I think you are very smart to see that riding in muddy conditions on any horse, much less one you don't know, not to mention storm conditions,isnt a good idea.

Put yourself, your safety, your need to rebuild confidence in a sane manner first! If it causes any problems with these folks...so be it. 

I'm sooooooo lucky that the friends I ride with all have the attitude that if anyone is having a problem, we all halt ,wait, and try to help. We go no faster than the slowest horse and rider team are comfortable with or capable of. And, guess what?? we have a blast, and all of us have grown in our comfort zones !

Good luck! 
Fay


----------



## ChitChatChet (Sep 9, 2013)

If you arent feeling good about the trip then dont do it.


IMO a trail ride is a great way to get to know your horse but if you feel any trepidation then DON'T DO IT! The horse can read your fear and play off of it.


----------



## Red Gate Farm (Aug 28, 2011)

Personally, if I were in your situation, I would not go.

I have a lot of fears. Getting over that ride you had would be a BIG deterrent for me.

I would want to get to know my new horse first, and be confident.

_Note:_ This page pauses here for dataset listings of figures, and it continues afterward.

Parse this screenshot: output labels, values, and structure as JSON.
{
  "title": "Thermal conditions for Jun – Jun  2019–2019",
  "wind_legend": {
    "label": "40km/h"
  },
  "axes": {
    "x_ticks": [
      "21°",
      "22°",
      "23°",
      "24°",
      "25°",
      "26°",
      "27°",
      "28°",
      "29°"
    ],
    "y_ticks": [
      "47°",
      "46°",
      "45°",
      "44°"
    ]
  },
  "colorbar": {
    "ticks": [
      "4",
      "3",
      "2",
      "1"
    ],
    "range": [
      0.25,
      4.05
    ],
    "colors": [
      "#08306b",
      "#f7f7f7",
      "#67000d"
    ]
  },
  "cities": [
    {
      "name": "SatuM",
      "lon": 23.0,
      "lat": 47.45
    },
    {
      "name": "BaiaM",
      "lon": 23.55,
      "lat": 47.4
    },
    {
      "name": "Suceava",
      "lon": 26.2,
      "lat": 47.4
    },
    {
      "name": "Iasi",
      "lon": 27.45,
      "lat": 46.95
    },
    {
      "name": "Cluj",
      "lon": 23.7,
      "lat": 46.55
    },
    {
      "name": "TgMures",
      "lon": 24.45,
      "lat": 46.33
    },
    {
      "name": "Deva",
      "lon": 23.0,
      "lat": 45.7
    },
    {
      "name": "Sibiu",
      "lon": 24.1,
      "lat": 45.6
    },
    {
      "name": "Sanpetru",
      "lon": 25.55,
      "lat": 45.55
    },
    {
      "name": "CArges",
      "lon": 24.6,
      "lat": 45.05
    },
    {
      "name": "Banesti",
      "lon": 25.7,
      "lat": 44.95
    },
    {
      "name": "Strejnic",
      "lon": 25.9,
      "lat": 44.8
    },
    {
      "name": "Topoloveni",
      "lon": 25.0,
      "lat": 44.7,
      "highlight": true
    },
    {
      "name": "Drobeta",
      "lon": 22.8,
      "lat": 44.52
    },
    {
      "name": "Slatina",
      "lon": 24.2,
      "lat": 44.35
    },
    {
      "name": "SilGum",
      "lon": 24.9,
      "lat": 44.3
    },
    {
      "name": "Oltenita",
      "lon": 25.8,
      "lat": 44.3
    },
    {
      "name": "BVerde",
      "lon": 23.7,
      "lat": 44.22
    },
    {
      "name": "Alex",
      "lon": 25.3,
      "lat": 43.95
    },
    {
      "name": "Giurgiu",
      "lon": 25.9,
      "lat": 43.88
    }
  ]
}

I would need a lot of rides where nothing went wrong to reassure me. My friends would understand and cheer me on, no matter how small the steps, instead of forcing me to go WAY outside my comfort zone.

I would want to go on an hour ride. Then a two hour ride with a short picnic stop. You know, ease into it. Then a slightly more challenging ride with a couple of stops. Each time I succeeded, I'd be more inclined to go on that over night ride.

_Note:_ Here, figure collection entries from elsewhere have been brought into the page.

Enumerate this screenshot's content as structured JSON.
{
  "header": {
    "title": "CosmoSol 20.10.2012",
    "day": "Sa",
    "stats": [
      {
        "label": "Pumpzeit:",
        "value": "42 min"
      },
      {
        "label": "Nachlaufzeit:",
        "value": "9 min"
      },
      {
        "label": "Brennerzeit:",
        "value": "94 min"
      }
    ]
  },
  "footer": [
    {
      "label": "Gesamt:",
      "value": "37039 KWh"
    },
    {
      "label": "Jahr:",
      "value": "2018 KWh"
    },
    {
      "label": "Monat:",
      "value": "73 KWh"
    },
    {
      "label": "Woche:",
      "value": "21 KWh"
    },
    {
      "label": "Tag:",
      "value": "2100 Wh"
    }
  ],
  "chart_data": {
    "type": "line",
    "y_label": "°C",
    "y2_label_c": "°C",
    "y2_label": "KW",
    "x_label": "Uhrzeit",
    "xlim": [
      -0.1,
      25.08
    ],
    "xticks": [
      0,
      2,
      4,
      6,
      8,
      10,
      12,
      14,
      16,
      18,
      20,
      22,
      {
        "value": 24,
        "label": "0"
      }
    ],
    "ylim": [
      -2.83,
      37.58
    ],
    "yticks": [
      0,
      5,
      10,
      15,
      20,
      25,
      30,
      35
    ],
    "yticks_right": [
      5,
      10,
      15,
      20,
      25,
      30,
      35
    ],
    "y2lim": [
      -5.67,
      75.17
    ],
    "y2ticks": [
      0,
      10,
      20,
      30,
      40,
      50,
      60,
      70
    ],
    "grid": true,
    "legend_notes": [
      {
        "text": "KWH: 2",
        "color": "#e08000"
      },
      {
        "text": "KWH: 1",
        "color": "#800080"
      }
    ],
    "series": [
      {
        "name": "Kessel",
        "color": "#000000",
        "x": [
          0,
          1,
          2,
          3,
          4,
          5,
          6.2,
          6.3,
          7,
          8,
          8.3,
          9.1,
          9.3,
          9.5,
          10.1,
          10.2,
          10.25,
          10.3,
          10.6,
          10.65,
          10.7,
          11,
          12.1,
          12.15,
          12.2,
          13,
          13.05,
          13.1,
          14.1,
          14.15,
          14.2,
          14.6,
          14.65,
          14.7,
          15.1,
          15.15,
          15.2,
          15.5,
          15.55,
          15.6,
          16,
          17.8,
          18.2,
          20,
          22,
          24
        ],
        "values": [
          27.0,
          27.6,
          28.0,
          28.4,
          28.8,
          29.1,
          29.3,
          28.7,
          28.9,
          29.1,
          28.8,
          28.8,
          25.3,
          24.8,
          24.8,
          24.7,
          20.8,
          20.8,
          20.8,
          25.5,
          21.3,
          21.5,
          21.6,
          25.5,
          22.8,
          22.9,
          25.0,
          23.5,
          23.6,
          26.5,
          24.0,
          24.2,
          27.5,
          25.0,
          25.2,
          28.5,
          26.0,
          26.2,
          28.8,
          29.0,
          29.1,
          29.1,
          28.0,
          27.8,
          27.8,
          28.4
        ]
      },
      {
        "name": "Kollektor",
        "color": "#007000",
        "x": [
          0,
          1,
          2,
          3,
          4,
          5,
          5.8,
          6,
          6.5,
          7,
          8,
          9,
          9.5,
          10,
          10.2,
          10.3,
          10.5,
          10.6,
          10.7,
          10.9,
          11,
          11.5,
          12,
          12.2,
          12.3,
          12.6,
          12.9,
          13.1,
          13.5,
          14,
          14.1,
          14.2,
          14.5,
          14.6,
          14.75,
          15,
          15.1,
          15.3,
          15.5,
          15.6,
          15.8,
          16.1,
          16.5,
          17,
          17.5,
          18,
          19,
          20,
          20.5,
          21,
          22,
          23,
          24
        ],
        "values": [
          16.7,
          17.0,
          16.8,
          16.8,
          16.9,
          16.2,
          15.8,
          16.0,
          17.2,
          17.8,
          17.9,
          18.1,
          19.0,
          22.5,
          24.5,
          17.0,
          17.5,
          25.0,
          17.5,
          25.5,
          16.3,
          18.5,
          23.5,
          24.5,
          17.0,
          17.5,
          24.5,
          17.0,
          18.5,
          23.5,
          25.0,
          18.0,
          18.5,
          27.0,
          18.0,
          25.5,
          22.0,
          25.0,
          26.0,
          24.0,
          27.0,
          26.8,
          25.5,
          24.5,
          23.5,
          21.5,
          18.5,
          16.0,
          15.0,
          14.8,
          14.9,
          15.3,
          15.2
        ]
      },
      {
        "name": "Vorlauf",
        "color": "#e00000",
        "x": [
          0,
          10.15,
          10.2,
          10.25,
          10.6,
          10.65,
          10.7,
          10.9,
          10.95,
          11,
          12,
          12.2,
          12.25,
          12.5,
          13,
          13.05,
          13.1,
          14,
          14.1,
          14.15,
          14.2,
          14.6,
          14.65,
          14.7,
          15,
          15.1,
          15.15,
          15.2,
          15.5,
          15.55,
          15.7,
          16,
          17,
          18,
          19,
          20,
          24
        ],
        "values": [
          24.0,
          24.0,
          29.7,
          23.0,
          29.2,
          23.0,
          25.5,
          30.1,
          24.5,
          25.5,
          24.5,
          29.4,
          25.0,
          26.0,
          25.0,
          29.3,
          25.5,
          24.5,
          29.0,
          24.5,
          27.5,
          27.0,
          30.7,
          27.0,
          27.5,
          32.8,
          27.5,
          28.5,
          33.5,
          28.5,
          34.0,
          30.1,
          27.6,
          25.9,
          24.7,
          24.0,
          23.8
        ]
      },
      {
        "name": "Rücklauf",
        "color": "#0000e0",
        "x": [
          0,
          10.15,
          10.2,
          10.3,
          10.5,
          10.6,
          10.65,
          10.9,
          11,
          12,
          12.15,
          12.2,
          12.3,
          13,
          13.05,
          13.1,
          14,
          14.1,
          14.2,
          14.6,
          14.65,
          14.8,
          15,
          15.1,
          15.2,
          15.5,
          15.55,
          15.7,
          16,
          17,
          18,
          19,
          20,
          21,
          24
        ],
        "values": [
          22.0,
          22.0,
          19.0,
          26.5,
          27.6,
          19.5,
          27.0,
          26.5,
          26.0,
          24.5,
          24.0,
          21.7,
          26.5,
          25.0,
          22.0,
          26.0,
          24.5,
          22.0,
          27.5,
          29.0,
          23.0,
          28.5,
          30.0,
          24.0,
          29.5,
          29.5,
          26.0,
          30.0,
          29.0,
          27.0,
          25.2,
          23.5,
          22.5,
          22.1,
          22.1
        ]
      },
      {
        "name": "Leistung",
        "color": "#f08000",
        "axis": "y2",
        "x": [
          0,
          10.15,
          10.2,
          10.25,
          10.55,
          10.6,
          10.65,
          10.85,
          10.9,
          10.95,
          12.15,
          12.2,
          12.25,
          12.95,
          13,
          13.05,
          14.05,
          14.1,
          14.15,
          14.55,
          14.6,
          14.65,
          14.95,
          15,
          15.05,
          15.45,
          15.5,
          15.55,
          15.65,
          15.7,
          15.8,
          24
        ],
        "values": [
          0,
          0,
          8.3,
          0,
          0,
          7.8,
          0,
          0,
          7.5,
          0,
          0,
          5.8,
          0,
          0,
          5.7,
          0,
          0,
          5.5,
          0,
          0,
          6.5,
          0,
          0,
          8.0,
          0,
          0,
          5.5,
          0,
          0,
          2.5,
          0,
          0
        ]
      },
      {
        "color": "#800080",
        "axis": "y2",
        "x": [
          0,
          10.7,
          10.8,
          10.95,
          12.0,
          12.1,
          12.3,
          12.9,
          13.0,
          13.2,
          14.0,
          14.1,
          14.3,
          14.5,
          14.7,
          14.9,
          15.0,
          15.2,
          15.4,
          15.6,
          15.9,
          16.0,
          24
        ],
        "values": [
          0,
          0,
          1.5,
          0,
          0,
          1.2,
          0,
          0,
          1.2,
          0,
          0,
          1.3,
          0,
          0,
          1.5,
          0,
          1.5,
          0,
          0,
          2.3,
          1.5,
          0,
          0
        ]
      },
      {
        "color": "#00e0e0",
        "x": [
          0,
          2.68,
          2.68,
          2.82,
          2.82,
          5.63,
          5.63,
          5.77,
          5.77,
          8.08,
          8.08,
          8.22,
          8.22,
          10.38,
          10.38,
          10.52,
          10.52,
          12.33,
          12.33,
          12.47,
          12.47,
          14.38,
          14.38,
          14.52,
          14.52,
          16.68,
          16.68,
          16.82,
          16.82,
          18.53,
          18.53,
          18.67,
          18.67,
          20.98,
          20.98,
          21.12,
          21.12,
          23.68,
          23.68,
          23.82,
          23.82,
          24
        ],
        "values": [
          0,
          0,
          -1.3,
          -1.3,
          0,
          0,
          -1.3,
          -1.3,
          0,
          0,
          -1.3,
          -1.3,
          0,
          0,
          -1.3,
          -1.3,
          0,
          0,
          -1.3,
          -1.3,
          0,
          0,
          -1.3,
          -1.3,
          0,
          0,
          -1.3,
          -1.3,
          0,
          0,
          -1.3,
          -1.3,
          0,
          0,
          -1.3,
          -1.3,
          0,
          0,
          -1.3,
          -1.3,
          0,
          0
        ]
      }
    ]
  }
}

Whatever you plan to do, do what YOU want.


----------



## lostastirrup (Jan 6, 2015)

I wouldn't do it if I was afraid. That gets communicated to your horse. No matter what you are afraid of. I used to sneak a horse out on trail rides (he was not allowed to go) and while he was a saint my stress that I was going to get caught started to weigh on him. After awhile he associated leaving the property with stress and wouldn't want to go out the gate. I gave it up after that. It just wasn't good for either of us.

My cutoff for when I do not ride is: If this horse does something unreasonable will I be too afraid to discipline, then forgive and ride again with the confidence he needs. If the answer is no- then don't put yourselves in that sort of situation. It just breeds mistrust and won't boost your confidence.


----------



## ChitChatChet (Sep 9, 2013)

It takes a lot of work to control ones fear. 

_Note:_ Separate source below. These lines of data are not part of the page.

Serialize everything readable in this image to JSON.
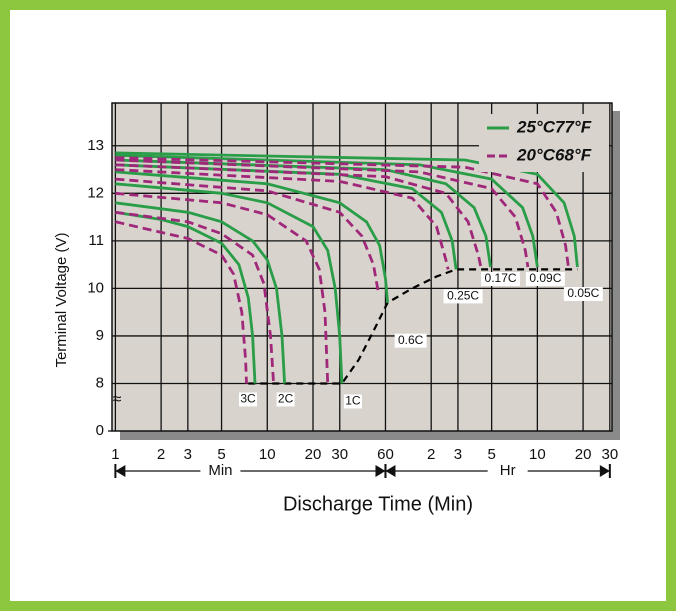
{
  "chart_data": {
    "type": "line",
    "x_label": "Discharge Time (Min)",
    "y_label": "Terminal Voltage (V)",
    "x_scale": "log",
    "xlim": [
      0.95,
      1860
    ],
    "ylim": [
      0,
      13.9
    ],
    "y_break": [
      0,
      7
    ],
    "y_break_label": "≈",
    "grid": true,
    "legend": "upper right",
    "xticks": [
      1,
      2,
      3,
      5,
      10,
      20,
      30,
      60,
      {
        "value": 120,
        "label": "2"
      },
      {
        "value": 180,
        "label": "3"
      },
      {
        "value": 300,
        "label": "5"
      },
      {
        "value": 600,
        "label": "10"
      },
      {
        "value": 1200,
        "label": "20"
      },
      {
        "value": 1800,
        "label": "30"
      }
    ],
    "yticks": [
      0,
      8,
      9,
      10,
      11,
      12,
      13
    ],
    "x_spans": [
      {
        "label": "Min",
        "from": 1,
        "to": 60
      },
      {
        "label": "Hr",
        "from": 60,
        "to": 1800
      }
    ],
    "curve_labels": [
      "3C",
      "2C",
      "1C",
      "0.6C",
      "0.25C",
      "0.17C",
      "0.09C",
      "0.05C"
    ],
    "series": [
      {
        "name": "25°C77°F",
        "color": "#2a9d48",
        "dashed": false,
        "curves": [
          {
            "x": [
              1,
              2,
              3,
              5,
              6.5,
              7.5,
              8,
              8.3
            ],
            "y": [
              11.6,
              11.45,
              11.3,
              10.95,
              10.5,
              9.8,
              9,
              8
            ]
          },
          {
            "x": [
              1,
              3,
              5,
              8,
              10,
              11.5,
              12.5,
              13
            ],
            "y": [
              11.8,
              11.6,
              11.4,
              11,
              10.6,
              10,
              9,
              8
            ]
          },
          {
            "x": [
              1,
              5,
              10,
              20,
              25,
              28,
              30,
              31
            ],
            "y": [
              12.2,
              12,
              11.8,
              11.3,
              10.8,
              10,
              9,
              8
            ]
          },
          {
            "x": [
              1,
              10,
              30,
              45,
              55,
              60,
              62
            ],
            "y": [
              12.45,
              12.2,
              11.8,
              11.4,
              10.9,
              10.2,
              9.7
            ]
          },
          {
            "x": [
              1,
              30,
              90,
              140,
              165,
              175
            ],
            "y": [
              12.6,
              12.4,
              12.1,
              11.6,
              11,
              10.4
            ]
          },
          {
            "x": [
              1,
              60,
              150,
              230,
              275,
              295
            ],
            "y": [
              12.7,
              12.5,
              12.2,
              11.7,
              11.1,
              10.45
            ]
          },
          {
            "x": [
              1,
              100,
              300,
              480,
              560,
              600
            ],
            "y": [
              12.8,
              12.6,
              12.3,
              11.7,
              11.1,
              10.45
            ]
          },
          {
            "x": [
              1,
              200,
              600,
              900,
              1050,
              1100
            ],
            "y": [
              12.85,
              12.7,
              12.4,
              11.8,
              11.1,
              10.45
            ]
          }
        ]
      },
      {
        "name": "20°C68°F",
        "color": "#a0287a",
        "dashed": true,
        "curves": [
          {
            "x": [
              1,
              3,
              5,
              6,
              6.8,
              7.2,
              7.3
            ],
            "y": [
              11.4,
              11.05,
              10.7,
              10.3,
              9.5,
              8.5,
              8
            ]
          },
          {
            "x": [
              1,
              3,
              5,
              8,
              9.5,
              10.5,
              11
            ],
            "y": [
              11.6,
              11.4,
              11.15,
              10.7,
              10.1,
              9,
              8
            ]
          },
          {
            "x": [
              1,
              5,
              10,
              18,
              22,
              24,
              25
            ],
            "y": [
              12,
              11.8,
              11.55,
              11,
              10.4,
              9.5,
              8
            ]
          },
          {
            "x": [
              1,
              10,
              30,
              42,
              50,
              54
            ],
            "y": [
              12.3,
              12.05,
              11.6,
              11.1,
              10.5,
              9.9
            ]
          },
          {
            "x": [
              1,
              30,
              90,
              130,
              150,
              155
            ],
            "y": [
              12.5,
              12.25,
              11.9,
              11.3,
              10.6,
              10.4
            ]
          },
          {
            "x": [
              1,
              60,
              150,
              210,
              245,
              255
            ],
            "y": [
              12.6,
              12.35,
              12,
              11.4,
              10.7,
              10.45
            ]
          },
          {
            "x": [
              1,
              100,
              300,
              430,
              500,
              520
            ],
            "y": [
              12.7,
              12.45,
              12.1,
              11.5,
              10.8,
              10.45
            ]
          },
          {
            "x": [
              1,
              200,
              600,
              800,
              920,
              960
            ],
            "y": [
              12.75,
              12.55,
              12.2,
              11.6,
              10.9,
              10.45
            ]
          }
        ]
      }
    ],
    "cutoff": {
      "color": "#000000",
      "x": [
        7.5,
        31,
        40,
        50,
        62,
        90,
        130,
        175,
        1100
      ],
      "y": [
        8,
        8,
        8.5,
        9.1,
        9.7,
        10,
        10.25,
        10.4,
        10.4
      ]
    }
  }
}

My current horse I have seen dump my dd 3 times. The horse then went to training for 1.5 months. After that I didn't ride it for another month till I was finally able to control myself. I rode the horse and was impressed so I started riding him. I have gotten dumped once ( my fault) but I got right back on and rode.

I have ridden him in places where I knew he could be more prone to acting up but I rode with confidence that nothing was going to happen, that it was going to be a great ride and it was. So far this year I have 100 miles on him.

Only you know when you'll want to go out riding again. But dont dwell on your fears.... you have moved on. Fresh start. New horse.


----------



## jamesqf (Oct 5, 2009)

theomommy said:


> I ended up hand walking him back three miles to camp with him spooking at every leaf and calling out to his friends...


Oh, it could have been worse - you could have been doing that 3-mile walk with a broken bone or two 

Which is to say that you're absolutely right about not wanting to go riding a strange horse, in a strange area, in what looks to be miserable weather/riding conditions. I probably wouldn't even have done it on Ellie, who I trusted completely. The MOST I would consider doing is going along to camp, but not ride, and that only if the forecast improves.


----------



## gunslinger (Sep 17, 2011)

I'm another one that agrees.....no...don't go.

Take some time, learn your new horse, pick a good weekend not a stormy one, and then go have fun.

If you go I think you won't have much fun.....life's to short.....do something else that you'll enjoy.


----------



## theomommy (Dec 23, 2012)

Thanks everyone. Your input really makes me feel a lot better. I was afraid I was just being a baby about it!


----------



## Dustbunny (Oct 22, 2012)

Good for you! Trusting your gut is a good plan.
Where do you live that you are getting storms? We are in the cooker this weekend.


----------